L’île est un monde à part, c’est vrai, mais elle fait, d’une manière ou d’une autre, partie du même univers, susceptible donc aux humeurs générales. La tendance actuelle, dans la plupart des pays de cette Europe occidentale, est orientée vers une sorte de retour à l’ordre. De plus en plus les gens ressentent cette liberté sans bornes comme un excès, une exubérance dépassant toute possibilité de frein. Le problème couvre des dimensions vastes bien lointaines de mes petites ambitions de vacancier. J’essaie donc de le cerner aux impressions reçues en participant à la vie de l’île cet été.
Face à l’hilarité, la joie de vivre dominant un peu partout, dans les échanges amicaux quand on se croise dans les sentiers, dans la variété des paréos et de n’importe quel type de cache-sexe inventé, dans la sympathie qu’on respire dans les commerces, restaurants, hôtels et notamment dans les soirées de fêtes dansantes, j’ai remarqué en opposition une volonté de résistance, une sorte de désir plus ou moins bien caché d’intervenir pour réduire, pour se plier à des mesures plus convenables, pour revenir à une soi-disante décence.

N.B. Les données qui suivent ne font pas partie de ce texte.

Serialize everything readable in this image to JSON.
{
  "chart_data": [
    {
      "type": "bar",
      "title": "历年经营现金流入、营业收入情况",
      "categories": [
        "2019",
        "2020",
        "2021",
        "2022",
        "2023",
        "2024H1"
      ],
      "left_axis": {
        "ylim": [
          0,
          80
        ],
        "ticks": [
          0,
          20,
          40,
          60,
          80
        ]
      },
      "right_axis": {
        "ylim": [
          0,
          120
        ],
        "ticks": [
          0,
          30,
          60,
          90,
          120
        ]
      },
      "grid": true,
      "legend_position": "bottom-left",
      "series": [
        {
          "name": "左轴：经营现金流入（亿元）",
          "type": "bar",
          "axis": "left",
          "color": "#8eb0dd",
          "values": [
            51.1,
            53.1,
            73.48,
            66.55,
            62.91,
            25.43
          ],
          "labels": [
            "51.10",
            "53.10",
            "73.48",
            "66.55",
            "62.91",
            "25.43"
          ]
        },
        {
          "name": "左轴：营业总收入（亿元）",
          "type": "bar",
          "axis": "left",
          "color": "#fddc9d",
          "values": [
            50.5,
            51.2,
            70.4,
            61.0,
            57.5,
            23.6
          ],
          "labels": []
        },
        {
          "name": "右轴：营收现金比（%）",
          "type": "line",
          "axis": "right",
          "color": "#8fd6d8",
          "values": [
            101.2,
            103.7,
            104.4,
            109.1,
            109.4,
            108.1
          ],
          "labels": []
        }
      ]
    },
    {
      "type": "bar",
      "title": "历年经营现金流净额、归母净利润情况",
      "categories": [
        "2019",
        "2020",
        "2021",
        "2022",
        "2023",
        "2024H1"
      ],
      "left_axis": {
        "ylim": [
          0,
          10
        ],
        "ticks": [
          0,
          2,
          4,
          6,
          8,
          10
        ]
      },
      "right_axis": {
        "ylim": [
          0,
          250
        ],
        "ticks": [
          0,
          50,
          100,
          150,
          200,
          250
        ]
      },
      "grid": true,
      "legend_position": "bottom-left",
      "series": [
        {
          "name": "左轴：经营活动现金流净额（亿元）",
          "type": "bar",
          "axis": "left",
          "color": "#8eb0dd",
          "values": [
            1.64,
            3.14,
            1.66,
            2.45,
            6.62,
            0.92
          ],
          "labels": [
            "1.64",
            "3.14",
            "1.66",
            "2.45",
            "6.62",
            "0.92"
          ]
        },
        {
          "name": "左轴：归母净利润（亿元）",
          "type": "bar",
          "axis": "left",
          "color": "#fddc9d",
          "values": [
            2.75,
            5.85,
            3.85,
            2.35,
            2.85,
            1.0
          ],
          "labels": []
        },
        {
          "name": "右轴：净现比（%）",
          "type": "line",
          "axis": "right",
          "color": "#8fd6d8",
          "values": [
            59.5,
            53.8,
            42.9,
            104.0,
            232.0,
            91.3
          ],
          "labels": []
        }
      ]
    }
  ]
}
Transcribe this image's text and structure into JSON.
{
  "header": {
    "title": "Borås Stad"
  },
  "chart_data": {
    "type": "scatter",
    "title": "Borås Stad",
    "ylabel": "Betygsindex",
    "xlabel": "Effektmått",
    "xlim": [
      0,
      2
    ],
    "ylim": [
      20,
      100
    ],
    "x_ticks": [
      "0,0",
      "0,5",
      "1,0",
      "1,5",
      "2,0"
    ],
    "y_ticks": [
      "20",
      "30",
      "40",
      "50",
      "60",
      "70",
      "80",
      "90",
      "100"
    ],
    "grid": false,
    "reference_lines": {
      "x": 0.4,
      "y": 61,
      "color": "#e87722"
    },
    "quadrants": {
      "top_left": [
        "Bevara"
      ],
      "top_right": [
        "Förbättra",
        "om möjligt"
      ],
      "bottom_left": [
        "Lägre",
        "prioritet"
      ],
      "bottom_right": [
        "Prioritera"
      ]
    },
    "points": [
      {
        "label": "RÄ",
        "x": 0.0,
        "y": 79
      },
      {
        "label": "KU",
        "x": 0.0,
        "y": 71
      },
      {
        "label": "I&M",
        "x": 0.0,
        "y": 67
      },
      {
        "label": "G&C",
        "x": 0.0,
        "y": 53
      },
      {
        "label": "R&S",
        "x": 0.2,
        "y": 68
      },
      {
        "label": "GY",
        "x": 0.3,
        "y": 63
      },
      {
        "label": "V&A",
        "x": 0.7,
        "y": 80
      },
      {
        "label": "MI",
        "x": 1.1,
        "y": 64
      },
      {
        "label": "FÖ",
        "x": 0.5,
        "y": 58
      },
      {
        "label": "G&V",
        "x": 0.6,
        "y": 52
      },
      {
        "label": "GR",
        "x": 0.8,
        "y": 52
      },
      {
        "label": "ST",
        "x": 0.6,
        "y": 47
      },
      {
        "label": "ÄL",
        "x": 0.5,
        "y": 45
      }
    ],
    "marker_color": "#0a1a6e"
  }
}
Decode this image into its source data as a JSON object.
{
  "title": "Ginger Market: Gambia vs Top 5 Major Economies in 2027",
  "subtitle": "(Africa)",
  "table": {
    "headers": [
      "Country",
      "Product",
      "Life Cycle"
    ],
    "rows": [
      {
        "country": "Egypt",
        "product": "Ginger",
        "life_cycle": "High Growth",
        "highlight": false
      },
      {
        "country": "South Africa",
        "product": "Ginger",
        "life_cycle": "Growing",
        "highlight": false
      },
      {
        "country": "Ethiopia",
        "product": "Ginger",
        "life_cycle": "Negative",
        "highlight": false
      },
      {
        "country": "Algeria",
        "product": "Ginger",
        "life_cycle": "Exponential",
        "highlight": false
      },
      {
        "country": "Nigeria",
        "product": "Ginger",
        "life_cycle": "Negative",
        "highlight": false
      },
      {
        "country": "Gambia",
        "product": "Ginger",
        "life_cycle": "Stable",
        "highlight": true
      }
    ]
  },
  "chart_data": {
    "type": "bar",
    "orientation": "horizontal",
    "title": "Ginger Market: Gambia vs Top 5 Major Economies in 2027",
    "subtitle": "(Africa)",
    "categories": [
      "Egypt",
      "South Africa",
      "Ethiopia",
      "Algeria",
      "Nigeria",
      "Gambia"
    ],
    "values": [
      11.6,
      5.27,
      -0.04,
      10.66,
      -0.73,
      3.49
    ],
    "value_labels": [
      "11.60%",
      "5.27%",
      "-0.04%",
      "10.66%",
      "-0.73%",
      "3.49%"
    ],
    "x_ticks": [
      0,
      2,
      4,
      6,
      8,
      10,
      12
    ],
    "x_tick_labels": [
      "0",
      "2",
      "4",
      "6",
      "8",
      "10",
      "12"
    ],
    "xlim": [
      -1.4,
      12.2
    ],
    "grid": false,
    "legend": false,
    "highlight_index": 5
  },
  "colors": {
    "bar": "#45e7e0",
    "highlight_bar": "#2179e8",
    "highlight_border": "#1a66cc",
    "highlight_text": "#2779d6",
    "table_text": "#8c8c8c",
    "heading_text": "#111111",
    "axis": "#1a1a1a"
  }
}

Face à cela et, dans une certaine mesure d’opposition, l’autre attaque : le libertinage. Le goût de tout éprouver dans l’ordre de la sexualité. L’échangisme se répand dans plusieurs endroits du monde, l’île ne pouvait pas rester étrangère.
Tout en étant sensible à l’ouverture à toute forme de plaisir à la seule condition du partage volontaire et tout en considérant comme plus conciliable avec l’esprit de l’île ce dernier aspect, je trouve que ces lieux strictement réservés apparaissent comme des enclaves inaccessibles : les règles d’accès prévoient des exclusions. Ce qui me paraît en contraste avec l’esprit d’origine : le partage de tous les espaces. Se trouver dans nos promenades sur les sentiers bord de mer face à une porte fermée empêchant le passage à la corniche supérieure, crée une certaine gêne et on se sent mal à l’aise là où tout est ouverture, partage, câlinerie.

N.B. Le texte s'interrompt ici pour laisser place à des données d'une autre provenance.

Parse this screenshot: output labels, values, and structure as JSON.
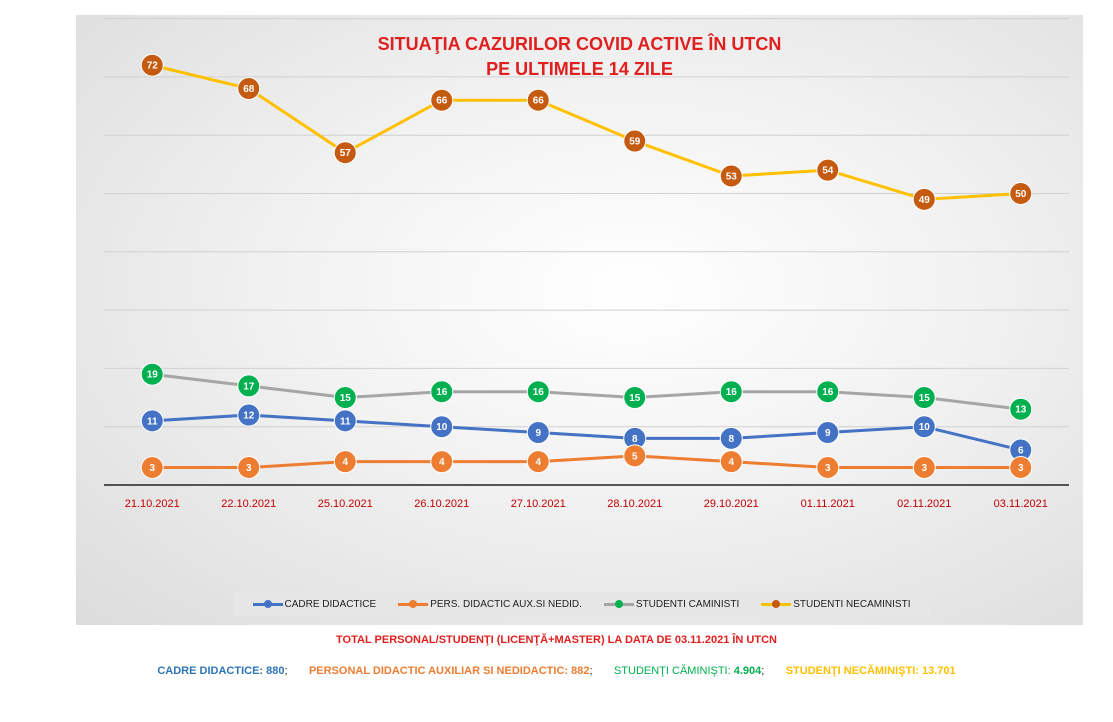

Un spectacle toutefois marque la différence et invite à l’optimisme : la danse. Que ce soit sur la place Durville face à la Pomme d’Adam ou sur la dalle du port lors de La nuit des étoiles la joie explose. Les D.J. dosent sagement les rythmes, d’abord plus modérés pour impliquer les plus petits, au fur et à mesure toujours plus envoutants carrément séduisants jusqu’à l’apothéose d’une atmosphère où des gens qu’on dirait ensorcelés se pressent les uns contre les autres dans leurs déguisements fantaisistes et colorés imprégnés de sueur et de bien-être. Indépendantes, les jambes bougent toutes seules, les yeux croisent d’autres yeux d’inconnus, bras, mains, têtes suivent des parcours à chaque fois nouveaux. Rester assis ou immobile ? Impossible ! Des danseurs improvisés occupent tous les espaces, on se laisse abandonner joyeusement à une force irrésistible, indomptable…
Voyant ce spectacle où des hommes embrassent d’autres hommes dans la beauté de corps jeunes et sculptés on se demande si, là où le côté féminin présent dans chacun, prend le relais la violence innée misérablement dans la masculinité pourrait être réduite voire disparue.